Recent Xcode versions for Mac OS X 10.7 and 10.8 ship with Clang, a modern compiler for C/C++/ObjC based on LLVM. It fully supports C++11: simply add -std=c++0x or -std=c++11 to your CXXFLAGS. This already gives you all the new language features such as the auto keyword.
However, when you get more in-depth with C++, you’ll also want to use the new features of the standard library, such as <array> or <random>. This however results in strange error messages:
gamelogic/Board.cpp:11:10: fatal error: 'random' file not found #include <random> ^
As it turns out, your binaries get linked to the system-default libstdc++ version (/usr/lib/libstdc++.6.dylib) which is too old to support C++11. However, Mac OS X also includes libc++ (/usr/lib/libc++.1.dylib), a complete reimplementation of the standard library by the LLVM team that is fully C++11 compatible.
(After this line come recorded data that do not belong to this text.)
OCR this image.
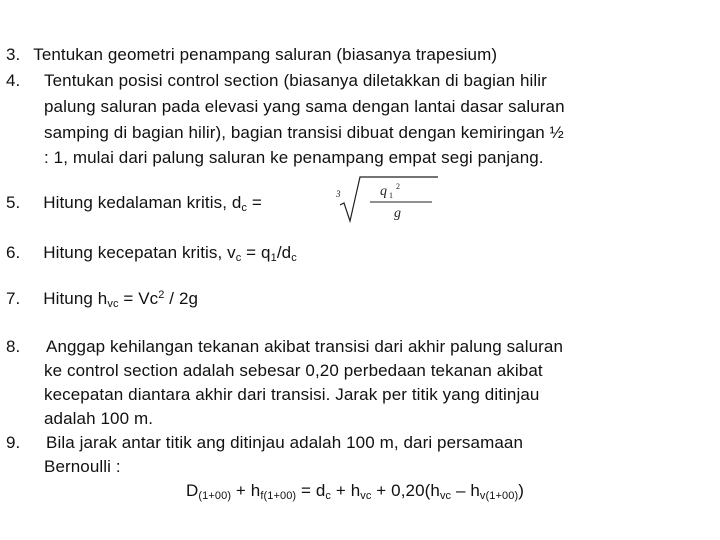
3. Tentukan geometri penampang saluran (biasanya trapesium)
4. Tentukan posisi control section (biasanya diletakkan di bagian hilir
palung saluran pada elevasi yang sama dengan lantai dasar saluran
samping di bagian hilir), bagian transisi dibuat dengan kemiringan ½
: 1, mulai dari palung saluran ke penampang empat segi panjang.
5. Hitung kedalaman kritis, $d_c$ =	3	q 1
2
g
6. Hitung kecepatan kritis, $v_c = q_1/d_c$
7. Hitung $h_{vc} = Vc^2 / 2g$
8. Anggap kehilangan tekanan akibat transisi dari akhir palung saluran
ke control section adalah sebesar 0,20 perbedaan tekanan akibat
kecepatan diantara akhir dari transisi. Jarak per titik yang ditinjau
adalah 100 m.
9. Bila jarak antar titik ang ditinjau adalah 100 m, dari persamaan
Bernoulli :
$D_{(1+00)} + h_{f(1+00)} = d_c + h_{vc} + 0,20(h_{vc} - h_{v(1+00)})$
Simply tell the compiler to use it using -stdlib=libc++ and tell the linker to link against it using -lc++.
So for a qmake .pro project file, all this might look as follows. The conditional makes it compatible with other compilers such as g++ on Linux that already ship with a C++11-compatible standard library.
QMAKE_CXXFLAGS += -std=c++0x macx { contains(QMAKE_CXX, /usr/bin/clang++) { message(Using LLVM libc++) QMAKE_CXXFLAGS += -stdlib=libc++ QMAKE_LFLAGS += -lc++ } }
UPDATE 2016: Mac OS X 10.9 and higher default to libc++ and don’t require the extra compiler flag. Since Mac OS X 10.8 is out of support anyway, there is no reason to use the flag anymore.